Si 2016 avait été marquée par le référendum sur le Brexit, 2017 avait rassuré les pro-européens du fait des résultats des élections aux Pays-Bas et en France. L’espoir a été de courte durée du fait de la paralysie de la Chancelière allemande et du conflit entre le gouvernement italien et la Commission de Bruxelles. Pour la première fois depuis la signature du Traité de Rome, un gouvernement antieuropéen dirige un des États fondateurs. Le Général de Gaulle était fréquemment en opposition avec les autorités européennes et la conception de l’Europe qu’elles défendaient. Ainsi, lors d’une conférence de presse, le 15 mai 1962, il déclara « je ne crois pas que l’Europe puisse avoir aucune réalité vivante si elle ne comporte pas la France avec ses Français, l’Allemagne avec ses Allemands, l’Italie avec ses Italiens etc. Dante, Goethe, Chateaubriand appartiennent à toute l’Europe dans la mesure où ils étaient respectivement et éminemment italien, allemand et français. Ils n’auraient pas beaucoup servi l’Europe s’ils avaient été des apatrides et s’ils avaient pensé, écrit en quelque esperanto ou volapük intégrés… J’ai déjà dit et je le répète qu’à l’heure qu’il est, il ne peut pas y avoir d’autre Europe que celle des États, en dehors naturellement des mythes, des fictions, des parades ». À quelques mois des élections du Parlement européen, le projet d’Emmanuel Macron de relance de la construction européenne peine à trouver des soutiens. L’Europe panse toujours les plaies de l’échec constitutionnel de 2005. Face au défi des migrations, face au défi technologique et face à la vision du monde imposée par Vladimir Poutine, Donald Trump et Xi Jin Ping, l’Europe apparaît bien désunie et désarmée. Le marché financier européen reste à créer. Londres était la seule à avoir une dimension mondiale. Les autres places sont de nature régionale. La renationalisation des marchés financiers après la crise des dettes souveraines a pour conséquence que leur profondeur s’est rétrécie, cela signifie que les investisseurs européens optent soit pour des placements dans leur pays d’origine, soit pour le grand large au-delà des frontières européennes.
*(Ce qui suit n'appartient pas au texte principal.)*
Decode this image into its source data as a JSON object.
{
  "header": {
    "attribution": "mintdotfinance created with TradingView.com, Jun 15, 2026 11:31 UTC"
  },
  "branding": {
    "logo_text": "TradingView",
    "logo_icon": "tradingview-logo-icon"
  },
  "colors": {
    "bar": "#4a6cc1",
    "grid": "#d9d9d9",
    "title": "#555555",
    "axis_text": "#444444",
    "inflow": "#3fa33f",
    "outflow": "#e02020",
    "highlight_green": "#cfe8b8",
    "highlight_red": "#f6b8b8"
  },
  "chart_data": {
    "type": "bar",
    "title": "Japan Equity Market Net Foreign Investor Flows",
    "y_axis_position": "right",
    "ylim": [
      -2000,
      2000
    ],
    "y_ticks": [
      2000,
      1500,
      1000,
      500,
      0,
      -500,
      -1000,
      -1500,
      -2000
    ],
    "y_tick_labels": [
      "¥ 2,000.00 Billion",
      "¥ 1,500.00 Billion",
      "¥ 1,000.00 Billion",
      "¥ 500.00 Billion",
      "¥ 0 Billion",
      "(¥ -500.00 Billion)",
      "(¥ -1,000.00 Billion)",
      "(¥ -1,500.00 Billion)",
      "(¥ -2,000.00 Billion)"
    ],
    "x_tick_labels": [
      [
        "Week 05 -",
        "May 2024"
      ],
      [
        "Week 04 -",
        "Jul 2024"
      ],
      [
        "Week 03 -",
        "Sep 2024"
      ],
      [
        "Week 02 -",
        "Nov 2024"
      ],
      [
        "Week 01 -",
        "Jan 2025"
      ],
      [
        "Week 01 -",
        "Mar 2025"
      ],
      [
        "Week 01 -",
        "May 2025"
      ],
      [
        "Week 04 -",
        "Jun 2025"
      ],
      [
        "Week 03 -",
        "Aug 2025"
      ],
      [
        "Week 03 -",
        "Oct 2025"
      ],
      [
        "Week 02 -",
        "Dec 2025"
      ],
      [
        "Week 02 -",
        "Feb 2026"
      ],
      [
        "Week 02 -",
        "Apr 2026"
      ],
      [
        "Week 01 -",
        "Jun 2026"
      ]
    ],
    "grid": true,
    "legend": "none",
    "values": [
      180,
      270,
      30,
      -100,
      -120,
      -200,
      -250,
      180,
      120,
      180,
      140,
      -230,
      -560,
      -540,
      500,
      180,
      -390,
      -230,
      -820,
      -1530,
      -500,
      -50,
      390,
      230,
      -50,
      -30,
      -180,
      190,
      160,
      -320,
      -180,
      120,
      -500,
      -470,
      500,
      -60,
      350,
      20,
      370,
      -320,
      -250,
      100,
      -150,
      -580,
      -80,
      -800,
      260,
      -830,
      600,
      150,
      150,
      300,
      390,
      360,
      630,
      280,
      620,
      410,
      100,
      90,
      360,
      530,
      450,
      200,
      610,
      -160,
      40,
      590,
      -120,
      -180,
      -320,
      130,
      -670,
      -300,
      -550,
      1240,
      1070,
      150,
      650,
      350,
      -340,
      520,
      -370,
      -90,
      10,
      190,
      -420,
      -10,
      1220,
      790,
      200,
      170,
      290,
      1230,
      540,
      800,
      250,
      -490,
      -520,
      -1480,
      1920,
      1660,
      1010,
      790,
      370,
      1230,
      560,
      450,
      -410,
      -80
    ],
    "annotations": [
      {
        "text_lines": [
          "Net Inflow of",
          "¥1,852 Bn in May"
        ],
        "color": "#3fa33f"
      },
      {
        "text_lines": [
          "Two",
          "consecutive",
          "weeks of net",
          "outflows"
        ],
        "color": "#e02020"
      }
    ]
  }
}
2019 sera cruciale pour l’Europe. Elle pourra être l’année de la refondation ou celle de la poursuite de la douce glissade. Certes, le rebond suppose que les Français abandonnent leur rêve d’une Europe Puissance sur le modèle d’un État napoléonien. Cela suppose que les Allemands acceptent l’idée d’un peu de mutualisation. Cela suppose aussi que la résurgence nationaliste ne débouche pas sur un égoïsme forcené.